How to Make Crab Cakes Step by Step
Mix the Meat: In a medium mixing bowl, gently combine 20 crushed saltine crackers with 1 pound of lump crab meat.
Make the Binder: In a small mixing bowl, whisk together ½ cup of mayonnaise, 1 large egg, 1 tablespoon of Worcestershire sauce, 1 tablespoon of baking powder, 1 teaspoon of Old Bay Seasoning, and 1 tablespoon of minced fresh parsley until smooth.
Chill the Mix: Gently fold the mayonnaise mixture with the crabmeat mixture. Cover and refrigerate for 1 hour or until ready to cook.
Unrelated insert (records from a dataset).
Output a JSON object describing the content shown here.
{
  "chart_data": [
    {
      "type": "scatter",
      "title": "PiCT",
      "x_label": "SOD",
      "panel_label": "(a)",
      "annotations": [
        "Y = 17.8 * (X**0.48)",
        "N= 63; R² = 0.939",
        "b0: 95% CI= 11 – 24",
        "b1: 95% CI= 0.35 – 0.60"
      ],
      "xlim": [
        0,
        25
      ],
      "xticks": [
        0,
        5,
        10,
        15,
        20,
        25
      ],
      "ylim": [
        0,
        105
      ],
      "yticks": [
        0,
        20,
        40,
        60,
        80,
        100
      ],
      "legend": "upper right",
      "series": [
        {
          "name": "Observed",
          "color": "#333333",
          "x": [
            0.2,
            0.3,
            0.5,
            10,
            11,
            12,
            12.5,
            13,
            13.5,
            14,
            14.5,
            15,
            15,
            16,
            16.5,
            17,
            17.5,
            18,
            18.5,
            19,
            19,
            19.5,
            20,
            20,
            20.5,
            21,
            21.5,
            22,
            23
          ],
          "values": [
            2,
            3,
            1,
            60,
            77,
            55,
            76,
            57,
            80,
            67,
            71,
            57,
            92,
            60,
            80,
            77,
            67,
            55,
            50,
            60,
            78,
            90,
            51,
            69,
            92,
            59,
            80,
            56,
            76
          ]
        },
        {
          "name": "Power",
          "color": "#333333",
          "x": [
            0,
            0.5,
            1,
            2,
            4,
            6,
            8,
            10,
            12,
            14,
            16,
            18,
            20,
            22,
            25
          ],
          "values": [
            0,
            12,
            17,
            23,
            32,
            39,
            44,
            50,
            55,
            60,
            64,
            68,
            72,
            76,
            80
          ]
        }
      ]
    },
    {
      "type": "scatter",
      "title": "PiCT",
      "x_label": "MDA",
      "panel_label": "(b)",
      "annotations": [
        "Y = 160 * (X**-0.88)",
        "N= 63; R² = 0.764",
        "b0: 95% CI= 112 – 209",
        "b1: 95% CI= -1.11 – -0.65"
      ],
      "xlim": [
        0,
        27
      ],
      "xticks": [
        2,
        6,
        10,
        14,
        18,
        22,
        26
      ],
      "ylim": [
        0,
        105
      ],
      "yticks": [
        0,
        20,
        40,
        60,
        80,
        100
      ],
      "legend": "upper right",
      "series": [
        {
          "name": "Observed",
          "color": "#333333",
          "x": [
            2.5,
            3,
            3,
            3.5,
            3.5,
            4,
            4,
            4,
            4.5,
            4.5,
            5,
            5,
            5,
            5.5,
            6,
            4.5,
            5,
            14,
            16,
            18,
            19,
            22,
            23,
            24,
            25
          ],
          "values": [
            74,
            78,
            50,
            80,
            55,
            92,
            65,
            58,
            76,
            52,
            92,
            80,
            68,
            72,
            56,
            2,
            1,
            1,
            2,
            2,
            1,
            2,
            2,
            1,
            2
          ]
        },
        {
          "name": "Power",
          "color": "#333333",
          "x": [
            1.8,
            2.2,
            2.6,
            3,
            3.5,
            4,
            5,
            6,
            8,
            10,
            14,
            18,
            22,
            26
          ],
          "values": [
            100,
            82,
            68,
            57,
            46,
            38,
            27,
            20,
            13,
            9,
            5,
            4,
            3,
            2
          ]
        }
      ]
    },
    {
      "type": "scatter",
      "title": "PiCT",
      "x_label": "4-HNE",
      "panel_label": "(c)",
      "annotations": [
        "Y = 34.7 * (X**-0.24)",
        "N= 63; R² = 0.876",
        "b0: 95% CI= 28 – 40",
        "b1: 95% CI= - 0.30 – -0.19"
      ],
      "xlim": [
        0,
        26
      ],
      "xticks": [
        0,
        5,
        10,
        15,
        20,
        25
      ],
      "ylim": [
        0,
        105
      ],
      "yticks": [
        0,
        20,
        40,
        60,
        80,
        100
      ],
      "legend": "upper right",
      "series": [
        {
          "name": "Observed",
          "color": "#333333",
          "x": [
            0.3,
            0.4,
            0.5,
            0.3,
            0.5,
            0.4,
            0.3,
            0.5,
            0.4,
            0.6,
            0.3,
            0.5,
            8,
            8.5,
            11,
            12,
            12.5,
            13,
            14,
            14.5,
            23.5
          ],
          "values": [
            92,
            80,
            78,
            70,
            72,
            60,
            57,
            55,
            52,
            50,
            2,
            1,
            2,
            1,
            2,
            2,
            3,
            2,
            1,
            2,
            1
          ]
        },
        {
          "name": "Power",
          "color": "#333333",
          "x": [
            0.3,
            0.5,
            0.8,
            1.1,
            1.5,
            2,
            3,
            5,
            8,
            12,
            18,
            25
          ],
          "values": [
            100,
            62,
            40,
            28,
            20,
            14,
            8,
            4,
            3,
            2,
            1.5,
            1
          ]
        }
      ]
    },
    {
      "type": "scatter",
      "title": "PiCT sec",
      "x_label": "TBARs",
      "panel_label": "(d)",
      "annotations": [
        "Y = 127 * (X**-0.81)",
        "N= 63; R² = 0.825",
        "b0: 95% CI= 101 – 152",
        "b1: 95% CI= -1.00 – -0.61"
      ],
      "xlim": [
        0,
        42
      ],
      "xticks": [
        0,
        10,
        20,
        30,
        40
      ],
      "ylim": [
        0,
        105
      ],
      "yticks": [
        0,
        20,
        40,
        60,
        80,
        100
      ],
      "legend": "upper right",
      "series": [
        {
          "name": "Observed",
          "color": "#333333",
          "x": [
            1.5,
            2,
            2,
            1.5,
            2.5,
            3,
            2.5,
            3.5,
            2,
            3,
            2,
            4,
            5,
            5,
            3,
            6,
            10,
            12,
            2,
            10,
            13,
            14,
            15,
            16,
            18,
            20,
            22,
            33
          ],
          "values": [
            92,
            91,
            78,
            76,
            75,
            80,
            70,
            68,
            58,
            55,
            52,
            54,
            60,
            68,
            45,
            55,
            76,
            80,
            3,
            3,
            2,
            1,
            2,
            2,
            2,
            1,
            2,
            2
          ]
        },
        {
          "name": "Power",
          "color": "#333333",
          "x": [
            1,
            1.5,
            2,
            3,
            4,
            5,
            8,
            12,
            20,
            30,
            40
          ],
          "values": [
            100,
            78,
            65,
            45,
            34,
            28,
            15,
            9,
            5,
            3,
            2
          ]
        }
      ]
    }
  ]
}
Form the Cakes: When ready to cook, divide the crabmeat mixture into 8 equal parts and very gently pat it into 1½-inch hamburger-like patties. Do not overwork. Set the patties aside until ready to cook.
Cook the Cakes: Set a large cast iron skillet over medium heat and, when hot, heat the oil until it shimmers. Set the crab cakes in the hot oil and cook, about 3 minutes per side, or until golden brown on both sides and hot throughout. It is important to not crowd the skillet, so cook the crab cakes in two batches.
Garnish and Serve: Transfer the cooked cakes to a paper towel-lined plate to remove excess oil and then to a serving plate. Garnish with fresh dill leaves and a wedge of fresh lemon. Serve with Homemade Tartar Sauce.
The recipe says serves four. Does that mean it makes four? Or how many crab cakes does it make?
Makes 8 crab cakes with 2 per serving!
Can I use this same recipe to make salmon cakes?
Excellent
Thank you!!
This recipe was so good! It was the first crab cake recipe I clicked on, and I was impressed with how it turned out given that this was my first time ever making crab cakes!
I’m so glad that you enjoyed this recipe!!
How much oil, by quantity or depth in skillet?
What type of oil works best?
Thanks, Reno Dave
Any type of frying oil will do! I put enough to cover the bottom of the pan!
Easy and delish. Will make again!
I’m so happy to hear that!
Made these crab cakes and tartar sauce for our 37th anniversary dinner. They were delicious even though I used a less expensive crabmeat. They were simple but tasted anything but simple. I have never found a tartar sauce that I like as well as one served on a restaurant I know but now I have one. I loved it. Definitely a new favorite. Thank you for sharing this recipe.
How special! Happy anniversary! I’m glad you all were able to enjoy these on your special night!
It’s time to give you a shout out for this fantastic crab cake recipe! I’ve made this four times now and everyone loves it! We male a nice remoulade sauce to top them off with too! Thanks!!!
Thanks, Rosemarie!
oh my goodness delicious! thank you!
Just wondering if I could use this recipe for stuffed clams in the shell
Hi Gerri, I’m not sure what you mean. Do you mean using clam meat instead of crab meat? I think it would be pretty different and I haven’t tried so I’m so sorry, I’m not sure.